On Jun 22, 2011, at 4:29 PM, James Robinson wrote:

> On Wed, Jun 22, 2011 at 4:21 PM, Chris Fleizach <cfleiz...@apple.com> wrote:
> 
> On Jun 22, 2011, at 3:34 PM, Dominic Mazzoni wrote:
> 
> > I just had another thought: how would this work in a multi-process browser?
> >
> > As you may know, Chrome runs an instance of webkit in a separate
> > renderer process for each tab, but the GUI and all accessibility
> > handling happens in the main browser process. Because accessibility
> > calls are synchronous, we cache accessibility information in the
> > browser process and respond to queries from that cache, rather than
> > sending an IPC to the renderer process and getting a response. I
> > realized that we wouldn't be able to use this search function very
> > easily as you've proposed it. If NSAccessibility gets such an API,
> > we'd have to write our own implementation that could run in Chrome's
> > browser process.
> >
> 
> I think this is one drawback of Chrome's approach, the inability to retrieve 
> dynamic information.

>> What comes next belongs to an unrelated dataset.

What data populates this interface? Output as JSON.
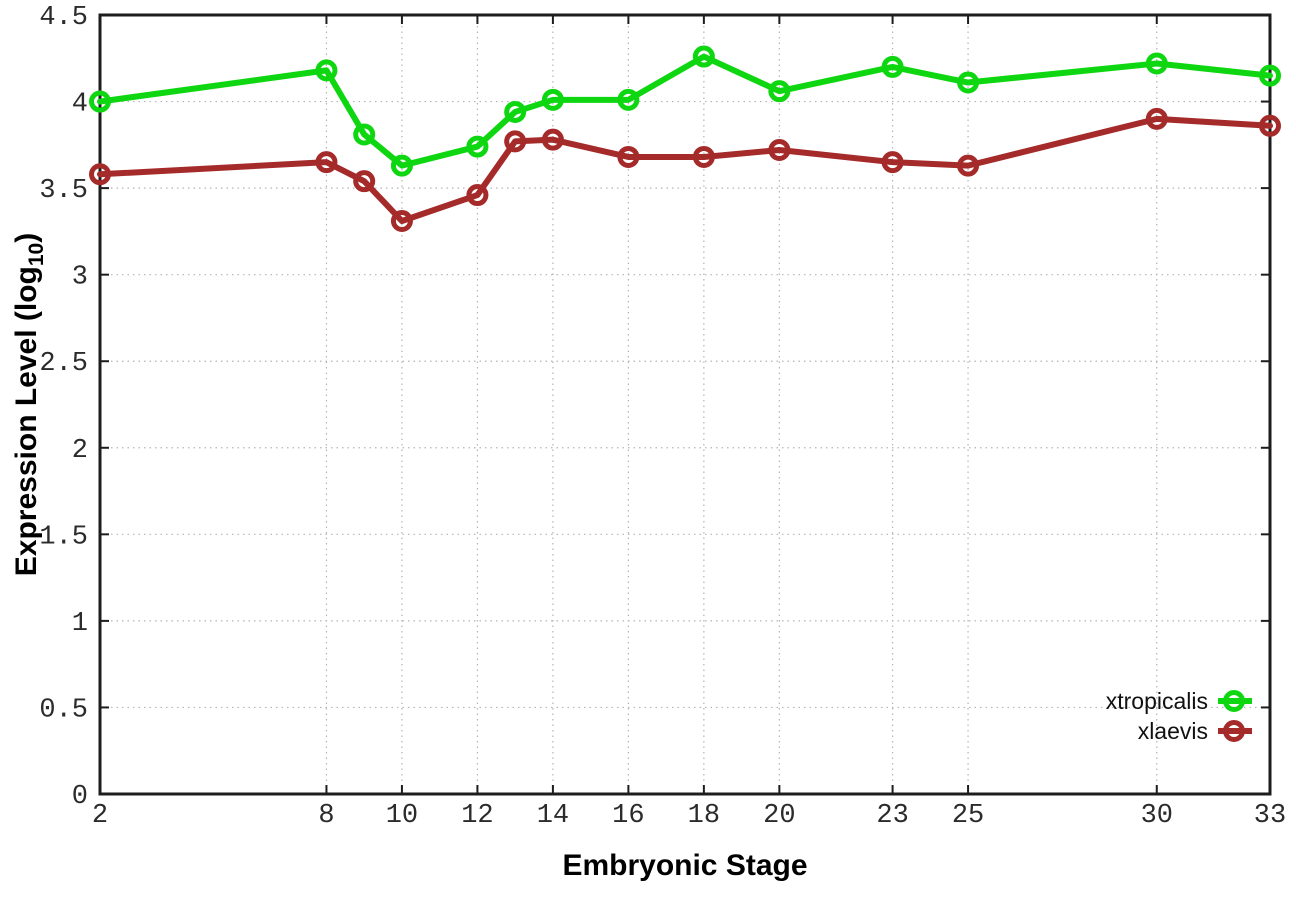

I suspect Chrome has similar issues for the 
> NSAccessibilityParameterizedAttribute attributes, and that it doesn't support 
> the AXTextMarker APIs that Safari does for the same reason.
> 
> To support this (along with the other things I mentioned) Chrome would need 
> to synchronously called into WebCore, wait for the answer, and then return 
> that information.
> 
> Assuming that the data is needed from the browser process (or UI process in 
> WebKit2 terminology) that's not acceptable from either a performance or bug 
> point of view.  In a multi-process browser, you can never let the browser (or 
> UI) process block on a synchronous message from the renderer (or web) process.
> 

While this policy decision may be important, the downside is that it sacrifices 
the correctness of Accessibility, on Mac at least.

Luckily, there are now hooks in WebKit2 that allow true cross process 
accessibility. The AT talks directly to the "web process" when it needs to and 
the hierarchy between the two apps appears seamless.


> - James
> 
> 
> 
> > My understanding was that WebKit2 and Safari are moving to a
> > multi-process model as well. Is this design going to be compatible
> > with this?
> >
> 
> Yes, WebKit2 works with accessibility. You'll be able to see the code to 
> support that strewn throughout WebKit2. Let me know if you need more pointers.